Cyberattackers 10 steps ahead, says Cybersecurity expert Prashant Mali

Looking at the recent infiltration of hackers into the banking system of Cosmos Bank, it appears to be the need of the hour to secure the entire banking operation with more layers of security and protection. But how?

The attitude of the management and awareness of the employees in the banking industry need to change and have to become positive. They have to bend towards cybersecurity. Updating and upgrading to hardened systems is the need of the hour. ATMs cannot be on Windows XP.

How is it that we are headed hammer and tongs towards a digital era, yet we are not able to manage the alarming rate of cyber crimes, whether it is in the corporate sector or the banking sector?

Criminals are always one step ahead of law enforcement, but cybercriminals are 10 steps ahead. In some cases, the prowess of law enforcement agencies is not anywhere near the criminals'. So forget catching the cyber offender, they don't even anticipate a cybercrime. Not having enough cyber intelligence or not acting on online intelligence is the biggest failure of Indian law enforcement till date in the digital space.

What are the forms cybercrime which are prominent in modern times? And what modus operandi do the fraudsters use to steal information from users?

Various cyber crimes via social engineering, and organised international cybercrime gangs like Lazarus or Cobalt — I can say that these are today's challenges. Both are essentially part of organised crime syndicates. Police do catch some of the ring members but there has been no conviction in India to create deterrence among cybercriminals. I find cyber criminals often walk out on bail and gte back to business as usual.

What measures would you suggest to the administration to tackle the threat?

There are measures the administration needs to implement. One, large-scale digital literacy programmes in vernacular languages. Two, a cyber cadre of police without any other law enforcement duties.
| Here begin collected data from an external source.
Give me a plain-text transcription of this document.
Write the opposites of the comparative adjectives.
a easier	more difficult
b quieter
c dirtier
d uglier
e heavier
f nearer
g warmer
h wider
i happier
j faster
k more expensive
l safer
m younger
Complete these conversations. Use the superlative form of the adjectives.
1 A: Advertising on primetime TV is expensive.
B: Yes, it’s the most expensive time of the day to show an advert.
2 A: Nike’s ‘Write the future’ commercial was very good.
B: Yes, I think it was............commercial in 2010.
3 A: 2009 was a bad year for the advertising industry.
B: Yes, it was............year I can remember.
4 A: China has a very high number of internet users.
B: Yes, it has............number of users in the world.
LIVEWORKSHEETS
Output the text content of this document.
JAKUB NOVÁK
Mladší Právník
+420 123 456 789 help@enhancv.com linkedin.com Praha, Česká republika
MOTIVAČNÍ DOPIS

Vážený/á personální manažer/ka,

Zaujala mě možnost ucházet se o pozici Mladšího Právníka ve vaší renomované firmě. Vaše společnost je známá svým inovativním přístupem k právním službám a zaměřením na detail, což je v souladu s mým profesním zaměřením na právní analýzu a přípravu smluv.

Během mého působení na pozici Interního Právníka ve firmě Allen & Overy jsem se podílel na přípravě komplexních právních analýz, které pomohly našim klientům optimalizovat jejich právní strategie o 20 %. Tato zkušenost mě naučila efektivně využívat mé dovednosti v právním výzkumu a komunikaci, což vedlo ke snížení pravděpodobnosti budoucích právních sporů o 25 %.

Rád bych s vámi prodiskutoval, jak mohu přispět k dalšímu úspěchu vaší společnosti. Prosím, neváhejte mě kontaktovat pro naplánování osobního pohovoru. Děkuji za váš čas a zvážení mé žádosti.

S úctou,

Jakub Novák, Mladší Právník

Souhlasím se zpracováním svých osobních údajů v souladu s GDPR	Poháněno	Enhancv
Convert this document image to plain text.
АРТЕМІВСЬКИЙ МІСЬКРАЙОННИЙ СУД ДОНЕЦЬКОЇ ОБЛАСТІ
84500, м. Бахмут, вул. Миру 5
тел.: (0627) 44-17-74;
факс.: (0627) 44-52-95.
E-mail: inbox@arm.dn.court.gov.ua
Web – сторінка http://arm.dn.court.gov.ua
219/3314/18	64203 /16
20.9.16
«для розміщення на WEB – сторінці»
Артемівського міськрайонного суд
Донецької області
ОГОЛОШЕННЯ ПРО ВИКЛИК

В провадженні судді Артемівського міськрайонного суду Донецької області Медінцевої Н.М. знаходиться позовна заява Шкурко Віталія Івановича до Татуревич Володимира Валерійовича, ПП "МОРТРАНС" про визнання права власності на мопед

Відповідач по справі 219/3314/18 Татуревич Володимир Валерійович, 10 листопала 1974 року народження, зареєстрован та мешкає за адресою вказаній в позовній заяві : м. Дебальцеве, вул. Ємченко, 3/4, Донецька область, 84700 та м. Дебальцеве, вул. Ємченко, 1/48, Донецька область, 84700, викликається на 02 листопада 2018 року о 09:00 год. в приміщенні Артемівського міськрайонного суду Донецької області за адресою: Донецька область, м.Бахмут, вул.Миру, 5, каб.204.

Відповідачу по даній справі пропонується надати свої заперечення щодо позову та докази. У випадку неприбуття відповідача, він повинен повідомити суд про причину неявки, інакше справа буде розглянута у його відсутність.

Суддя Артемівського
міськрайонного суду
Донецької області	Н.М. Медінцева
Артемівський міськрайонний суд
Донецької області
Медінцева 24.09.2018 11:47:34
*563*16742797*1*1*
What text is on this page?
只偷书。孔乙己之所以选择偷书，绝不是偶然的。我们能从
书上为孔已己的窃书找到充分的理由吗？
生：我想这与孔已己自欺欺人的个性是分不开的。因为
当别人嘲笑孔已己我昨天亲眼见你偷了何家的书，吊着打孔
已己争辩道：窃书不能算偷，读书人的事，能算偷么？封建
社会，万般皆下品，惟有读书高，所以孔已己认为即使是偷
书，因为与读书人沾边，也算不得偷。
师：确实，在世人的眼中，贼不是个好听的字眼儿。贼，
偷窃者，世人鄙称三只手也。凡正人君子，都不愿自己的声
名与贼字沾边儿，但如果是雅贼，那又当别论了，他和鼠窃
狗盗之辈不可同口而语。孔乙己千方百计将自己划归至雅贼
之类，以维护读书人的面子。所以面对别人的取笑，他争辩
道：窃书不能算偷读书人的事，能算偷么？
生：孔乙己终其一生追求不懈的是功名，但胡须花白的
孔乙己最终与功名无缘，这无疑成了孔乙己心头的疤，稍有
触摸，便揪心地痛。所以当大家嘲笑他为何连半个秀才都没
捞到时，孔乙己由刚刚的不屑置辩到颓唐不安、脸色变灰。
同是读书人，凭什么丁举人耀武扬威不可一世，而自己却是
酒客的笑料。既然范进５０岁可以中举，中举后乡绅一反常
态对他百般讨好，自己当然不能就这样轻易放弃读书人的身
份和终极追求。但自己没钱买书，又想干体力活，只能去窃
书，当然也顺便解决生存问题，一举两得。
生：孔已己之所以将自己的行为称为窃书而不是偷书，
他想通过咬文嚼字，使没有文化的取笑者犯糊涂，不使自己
Three, an industrial CERT, or computer emergency response team, to warn the industry against specific types of cyber threat. And four, a functional civil court, or an adjudication officer, to grant appropriate damages and compensation.

How are consumers becoming more vulnerable? What needs to be done to spread security awareness among the masses?

Cellphones, mobile operating systems and mobile apps that are not fully secure have created this situation where the consumers have become vulnerable. The Reserve Bank of India and the state governments need to set and achieve targets in digital literacy programmes for banks. They also need to monitor the progress of these initiatives. Such training should be given in vernacular languages so the people have a better grasp of the subject, as well as the new technology.

How does cybersecurity and data protection affect banking sector's performance?

More cybersecurity and less data leakage mean more trust in digital banking — Digital India. And leakage or illegal transfers give banking a bad name. Today, everything in banking is IT-based and delivered via cyberspace. If cybersecurity is taken seriously by every bank employee, then crime can be avoided and good services can be provided to digital banking customers. Data is the new gold, and banks are now custodians of this gold.